И они посадили зернышко в цветочный горшок; и оба выказали большое усердие; мальчик проковырял пальцем ямку, девочка положила туда зернышко, и вдвоем они прикрыли его землей.
«Смотри же, не вынимай его завтра, чтоб проверить, проросло оно или нет, — сказала она. — Этого нельзя! Я сделала так с моими цветами, всего два раза, мне хотелось поглядеть, растут ли они, я тогда еще ничего не смыслила, и цветы умерли!»
Цветочный горшок остался у Антона, и всю зиму, каждое утро, он к нему наведывался, но, кроме черной земли, ничего там не видел; но вот пришла весна, начало пригревать солнце, и в горшке проклюнулся стебелек и выпустил два крохотных зеленых листочка.
«Это я и Молли! — сказал Антон. — Вот дивно-то! Ну надо же!»
Скоро показался третий листок; кто бы это мог быть? А потом еще один, и еще! С каждым днем и с каждой неделей росточек становился все больше и больше — и превратился в целое деревце. И все это отразилось сейчас в одной-единственной слезе, которую уронил и вытер старый Антон; но источник слез не иссякал, то было Антоново сердце.
Близ Эйзенаха тянется гряда каменистых гор, одна из них, округлая, выдается вперед, на ней нету ни деревьев, ни кустов, ни травы; она зовется Венериной горой; в горе этой живет госпожа Венера, богиня времен язычества, ее переименовали во фрау Холле, это знал — и до сих пор знает — каждый ребенок в Эйзенахе; она заманила к себе благородного рыцаря Тангейзера, миннезингера из числа вартбургских певцов.

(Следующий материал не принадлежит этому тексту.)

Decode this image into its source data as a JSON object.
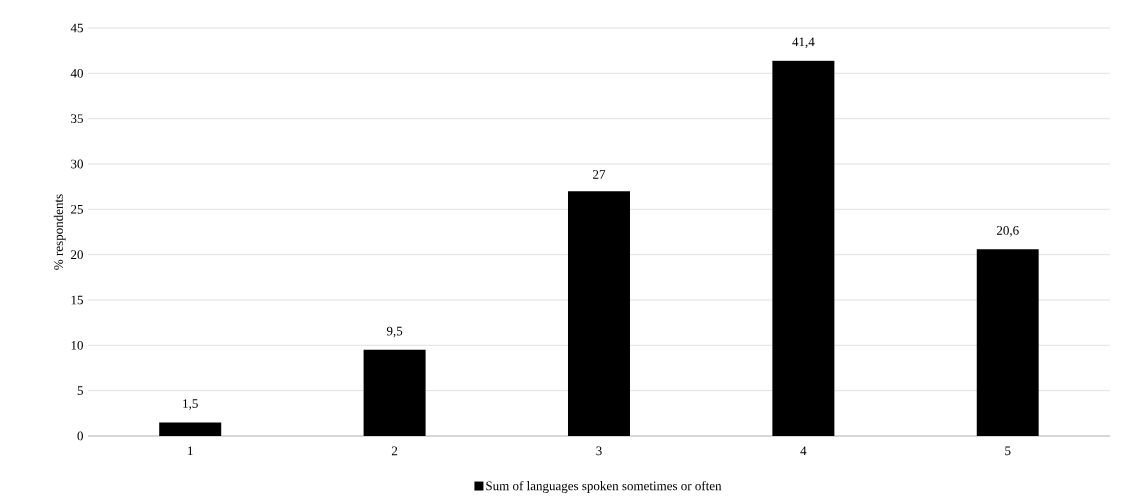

Маленькая Молли с Антоном частенько стояли возле этой горы, и однажды она сказала:
«А ты не побоишься постучать и сказать: «Фрау Холле! Фрау Холле! Отвори, это я, Тангейзер!»»
Антон побоялся, а Молли — нет; правда, громко и раздельно она выговорила лишь: «Фрау Холле! Фрау Холле!», остальное же просто пробормотала, так невнятно, что Антон был уверен: она так ничего толком и не сказала; Молли держалась до того бойко, ну до того бойко, ну вот, к примеру, когда она приходила к нему в сад вместе с другими девчушками и всем им хотелось поцеловать его — именно потому, что он не желал, чтоб его целовали, и отбивался, — на это осмеливалась только она одна.
«А я возьму его и поцелую!» — гордо заявляла она и обнимала его за шею; она этим тщеславилась, и Антон мирился с этим и ни о чем не задумывался. Она была такая хорошенькая и резвая! Фрау Холле в горе тоже, говорят, была красивая и прелестная, но эта ее прелесть, по слухам, была бесовской, обольщением зла. Совершенством же красоты, напротив, почитали святую Елизавету, покровительницу края, праведную тюрингскую герцогиню, чьи добрые деяния, о коих сложены предания и легенды, прославили столько мест; в часовне в окружении серебряных лампад висел ее образ... и все-таки она ничуть не походила на Молли.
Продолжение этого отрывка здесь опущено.